- 27 Sep 19
The Pixies were like nothing alternative rock had previously encountered when they slithered from the darkest recesses of frontman Black Francis’ id in the late ’80s . Their songs were cathartic yet wonderfully oddball and disturbing. Consider fan favourite ‘Cactus’, which opens with the narrator in a prison cell wishing his lover would dispatch to him a frock streaked with her blood. Nirvana were bigger, Hüsker Dü more fraught: but the Pixies were the weirdest of them all.
That delicate balance between thunderous and twisted has endured as the band have taken their 2004 reunion to the obvious next level by recording fresh material. True, 2014’s Indie Cindy was a middle-aged misfire, plodding rather than ear-rattlingly perverse. But they did better on 2016 follow-up Head Carrier and this year’s Beneath the Eyrie, both of which at least scraped the underbelly of previous glories.

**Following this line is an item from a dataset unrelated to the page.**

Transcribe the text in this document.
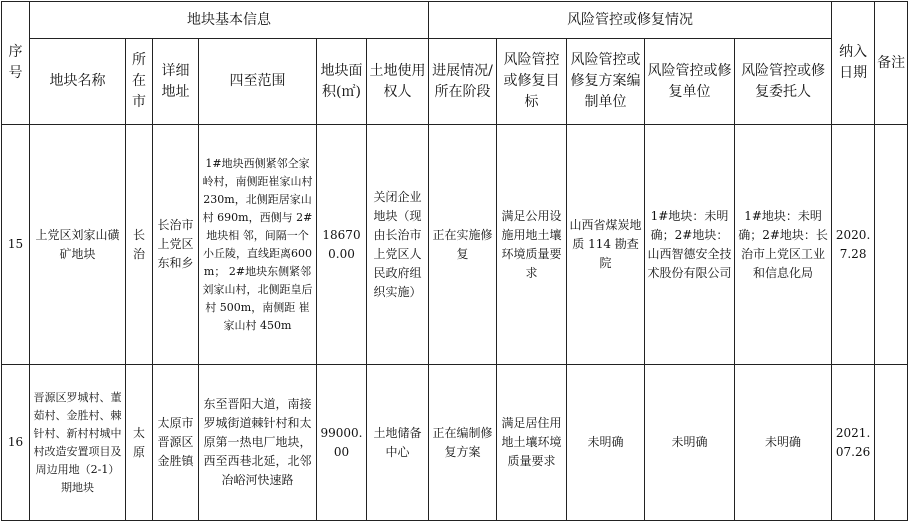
序号	地块基本信息						风险管控或修复情况					纳入日期	备注
	地块名称	所在市	详细地址	四至范围	地块面积(㎡)	土地使用权人	进展情况/所在阶段	风险管控或修复目标	风险管控或修复方案编制单位	风险管控或修复单位	风险管控或修复委托人		
15	上党区刘家山磺矿地块	长治	长治市上党区东和乡	1#地块西侧紧邻仝家岭村，南侧距崔家山村 230m，北侧距居家山村 690m，西侧与 2#地块相 邻，间隔一个小丘陵，直线距离600m； 2#地块东侧紧邻刘家山村，北侧距皇后村 500m，南侧距 崔家山村 450m	186700.00	关闭企业地块（现由长治市上党区人民政府组织实施）	正在实施修复	满足公用设施用地土壤环境质量要求	山西省煤炭地质 114 勘查院	1#地块：未明确；2#地块：山西智德安全技术股份有限公司	1#地块：未明确；2#地块：长治市上党区工业和信息化局	2020.7.28	
16	晋源区罗城村、董茹村、金胜村、棘针村、新村村城中村改造安置项目及周边用地（2-1）期地块	太原	太原市晋源区金胜镇	东至晋阳大道，南接罗城街道棘针村和太原第一热电厂地块，西至西巷北延，北邻冶峪河快速路	99000.00	土地储备中心	正在编制修复方案	满足居住用地土壤环境质量要求	未明确	未明确	未明确	2021.07.26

But make no mistake it was the oldies that got the heart pumping at their sold out Dublin show. Amid spumes of dry ice, Francis – Charles Thompson to friends and neighbours – guitarist Joey Santiago, drummer Dave Lovering and new (ish) bassist Paz Lenchantin began in a circle knocking out the opening riff to ‘Cecilia Ann’. “Quiet-loud-quiet” is the handle often applied to Pixies’ music. This was just loud and louder: a blast of melodic exuberance that shook the Olympia to its gilded rafters.
A new album from a beloved band can be a troubling proposition. Pixies ploughed through most of Beneath the Eyrie. Sometimes it didn’t quite work: not enough people are familiar with the deep cuts, and anyway, they had forked out for an evening of nostalgia. The Pixies solution was to play the recent stuff – AND all the hits.
A rapid-fire 33 tunes were dispatched over the course of a near two-hour performance and most of your favourites featured. A few could, in truth, do with being put out to pasture – ‘Here Comes Your Man’, for instance, feels nowadays like an extended stay in indie disco purgatory. Others remain as dangerous and glittering as they did three decades ago. A slowed down ‘Gouge Away’ left bite-marks and Area 51 paean ‘Motorway to Roswell’ has gained an eerie currency in light of the internet campaign to storm the American airforce base where the little green men are harboured.
As is traditional with Pixies, it was all riffs, no chit-chat. Lenchantin brought muscularity and playfulness (you hardly missed original bassist Kim Deal) while the power trio of Francis, Santiago and Lovering chugged like titans. The evening was ultimately more about wistfulness for the past than the Pixies’ further adventures in nonconformist power pop. But there were moments of true transcendence as Francis unleashed the alien-obsessed eccentric within and beamed us all up to heavy rock heaven.